This document provides an overview of the technology stack, system architecture, data capacity calculations, and key design decisions for our URL shortening service.
- Framework: React
- Input Validation: Zod
- UI Libraries: Aceternity UI, ShadCN UI, Tailwind CSS
- State Management: Recoil
- Framework: Nest.js
- Authentication: Passport (Passport JWT with JWT tokens stored in cookies)
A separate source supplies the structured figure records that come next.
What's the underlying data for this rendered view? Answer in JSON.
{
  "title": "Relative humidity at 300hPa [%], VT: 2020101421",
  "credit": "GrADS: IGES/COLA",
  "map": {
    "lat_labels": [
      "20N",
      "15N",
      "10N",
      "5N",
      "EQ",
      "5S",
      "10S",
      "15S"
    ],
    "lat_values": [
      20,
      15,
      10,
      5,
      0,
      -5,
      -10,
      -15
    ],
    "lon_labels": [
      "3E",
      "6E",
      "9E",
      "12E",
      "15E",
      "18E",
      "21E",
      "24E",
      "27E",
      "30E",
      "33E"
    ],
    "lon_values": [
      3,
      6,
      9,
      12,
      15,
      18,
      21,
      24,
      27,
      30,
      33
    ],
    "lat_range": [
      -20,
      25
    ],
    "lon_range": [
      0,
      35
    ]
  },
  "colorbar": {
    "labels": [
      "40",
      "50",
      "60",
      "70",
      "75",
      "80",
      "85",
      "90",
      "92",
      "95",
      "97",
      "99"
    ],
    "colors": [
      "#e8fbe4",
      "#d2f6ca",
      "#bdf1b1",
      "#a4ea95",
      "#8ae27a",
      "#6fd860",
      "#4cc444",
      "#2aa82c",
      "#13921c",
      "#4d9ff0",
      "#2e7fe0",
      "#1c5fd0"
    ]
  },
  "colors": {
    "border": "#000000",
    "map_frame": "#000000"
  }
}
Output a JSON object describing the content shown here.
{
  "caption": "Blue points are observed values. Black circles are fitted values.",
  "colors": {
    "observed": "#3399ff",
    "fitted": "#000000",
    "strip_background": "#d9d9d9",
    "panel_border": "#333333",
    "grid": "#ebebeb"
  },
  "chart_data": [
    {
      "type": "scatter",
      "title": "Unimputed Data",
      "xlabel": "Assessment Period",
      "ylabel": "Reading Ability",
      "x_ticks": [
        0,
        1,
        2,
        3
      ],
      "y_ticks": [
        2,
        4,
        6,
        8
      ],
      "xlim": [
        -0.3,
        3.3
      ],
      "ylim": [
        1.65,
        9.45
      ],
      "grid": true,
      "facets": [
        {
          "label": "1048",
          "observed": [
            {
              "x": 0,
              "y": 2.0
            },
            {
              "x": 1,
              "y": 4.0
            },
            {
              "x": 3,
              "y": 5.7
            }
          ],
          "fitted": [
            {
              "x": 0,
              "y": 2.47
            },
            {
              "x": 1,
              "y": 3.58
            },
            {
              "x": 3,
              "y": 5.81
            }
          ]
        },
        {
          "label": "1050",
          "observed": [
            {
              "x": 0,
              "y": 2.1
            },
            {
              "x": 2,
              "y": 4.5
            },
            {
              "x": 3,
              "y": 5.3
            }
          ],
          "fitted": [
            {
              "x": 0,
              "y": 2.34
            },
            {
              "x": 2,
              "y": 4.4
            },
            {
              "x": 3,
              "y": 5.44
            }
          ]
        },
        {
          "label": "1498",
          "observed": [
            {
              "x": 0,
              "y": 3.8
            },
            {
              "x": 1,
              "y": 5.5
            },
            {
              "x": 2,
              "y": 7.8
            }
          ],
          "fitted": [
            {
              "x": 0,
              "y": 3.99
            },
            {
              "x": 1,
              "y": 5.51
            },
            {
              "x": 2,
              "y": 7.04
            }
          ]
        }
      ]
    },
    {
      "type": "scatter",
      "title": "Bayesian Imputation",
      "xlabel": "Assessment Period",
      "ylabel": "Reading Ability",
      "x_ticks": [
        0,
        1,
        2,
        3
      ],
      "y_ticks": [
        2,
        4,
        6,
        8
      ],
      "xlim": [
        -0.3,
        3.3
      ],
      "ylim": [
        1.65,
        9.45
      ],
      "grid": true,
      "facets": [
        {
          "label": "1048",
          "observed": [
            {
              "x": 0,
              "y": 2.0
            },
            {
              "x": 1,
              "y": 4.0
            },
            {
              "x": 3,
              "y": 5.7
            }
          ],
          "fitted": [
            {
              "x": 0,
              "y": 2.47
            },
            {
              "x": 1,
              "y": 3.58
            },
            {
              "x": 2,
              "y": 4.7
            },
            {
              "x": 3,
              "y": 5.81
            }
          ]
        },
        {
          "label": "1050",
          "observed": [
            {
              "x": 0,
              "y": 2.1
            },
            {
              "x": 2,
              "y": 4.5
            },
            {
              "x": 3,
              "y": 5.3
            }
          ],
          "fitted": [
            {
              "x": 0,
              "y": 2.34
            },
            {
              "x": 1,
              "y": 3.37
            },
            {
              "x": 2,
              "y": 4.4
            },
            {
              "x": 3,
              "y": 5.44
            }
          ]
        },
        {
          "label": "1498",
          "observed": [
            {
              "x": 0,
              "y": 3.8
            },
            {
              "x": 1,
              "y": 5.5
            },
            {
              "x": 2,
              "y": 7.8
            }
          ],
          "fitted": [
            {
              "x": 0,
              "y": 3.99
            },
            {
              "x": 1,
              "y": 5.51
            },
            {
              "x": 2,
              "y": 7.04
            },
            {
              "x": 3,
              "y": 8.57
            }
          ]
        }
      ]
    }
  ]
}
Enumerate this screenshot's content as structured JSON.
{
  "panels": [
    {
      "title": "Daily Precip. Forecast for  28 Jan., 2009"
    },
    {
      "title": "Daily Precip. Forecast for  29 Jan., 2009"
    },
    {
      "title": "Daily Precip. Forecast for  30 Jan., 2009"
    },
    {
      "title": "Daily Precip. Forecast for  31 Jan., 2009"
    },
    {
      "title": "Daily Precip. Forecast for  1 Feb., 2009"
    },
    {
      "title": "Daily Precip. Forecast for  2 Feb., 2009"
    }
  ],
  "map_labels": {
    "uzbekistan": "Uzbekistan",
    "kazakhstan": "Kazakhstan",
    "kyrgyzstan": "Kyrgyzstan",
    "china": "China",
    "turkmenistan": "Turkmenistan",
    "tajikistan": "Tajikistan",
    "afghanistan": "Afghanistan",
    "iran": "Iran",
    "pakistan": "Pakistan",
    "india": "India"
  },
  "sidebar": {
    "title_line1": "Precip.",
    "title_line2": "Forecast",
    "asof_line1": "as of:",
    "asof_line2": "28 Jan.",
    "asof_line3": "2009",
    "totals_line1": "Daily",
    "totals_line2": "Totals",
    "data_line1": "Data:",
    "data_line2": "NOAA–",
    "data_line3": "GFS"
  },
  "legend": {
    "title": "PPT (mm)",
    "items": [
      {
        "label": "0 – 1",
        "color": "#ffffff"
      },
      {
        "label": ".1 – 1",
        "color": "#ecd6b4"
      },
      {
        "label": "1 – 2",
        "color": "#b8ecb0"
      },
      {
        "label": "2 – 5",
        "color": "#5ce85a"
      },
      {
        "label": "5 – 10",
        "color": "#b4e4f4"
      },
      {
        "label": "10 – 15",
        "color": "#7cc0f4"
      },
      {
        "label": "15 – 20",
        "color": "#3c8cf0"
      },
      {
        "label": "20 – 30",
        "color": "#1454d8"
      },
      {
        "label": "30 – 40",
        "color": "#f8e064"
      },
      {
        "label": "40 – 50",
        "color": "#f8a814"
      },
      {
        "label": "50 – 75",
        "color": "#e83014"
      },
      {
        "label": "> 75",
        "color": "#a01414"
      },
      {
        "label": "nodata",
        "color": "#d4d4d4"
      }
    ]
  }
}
- Collision Management: Apache Zookeeper
- Database: MongoDB
- ORM: Prisma
- Metric Collection: Prometheus
- Metric Visualization: Grafana
- Read to Writes ratio: 50:1 [1 new URL is created for every 50 redirections to existing URLs]
- Long URL size: 2 KB
- Short URL size: 7 chars
- Created at size: 10 chars
- User credentials size (average per URL created): 4 chars
- Total size per URL record: 2.021 KB
For 200 million URLs created per month, the required storage space is calculated as follows:
- Storage per URL: 2.021 KB
- Total URLs per month: 200 million
- Total storage per month: 404.2 GB
- Data replication factor: 5
- Total data storage per month with replication: 2.021 TB
We chose MongoDB for our database because of the large amount of data and the need for distributed storage servers. MongoDB's built-in sharding and partitioning capabilities make it well-suited for handling high volumes of data and optimizing read speeds.
We use a Base62 encoding strategy for generating short URLs. This allows us to store 3.5 trillion unique URLs using just 7 characters, significantly optimizing our storage requirements.
To prevent collisions in URL encoding across multiple servers, we use Apache Zookeeper. Each server registers with Zookeeper to obtain a unique range of numbers for URL encoding. This ensures that even if a server goes down, it can restart, re-register, and receive a new range without risking collisions.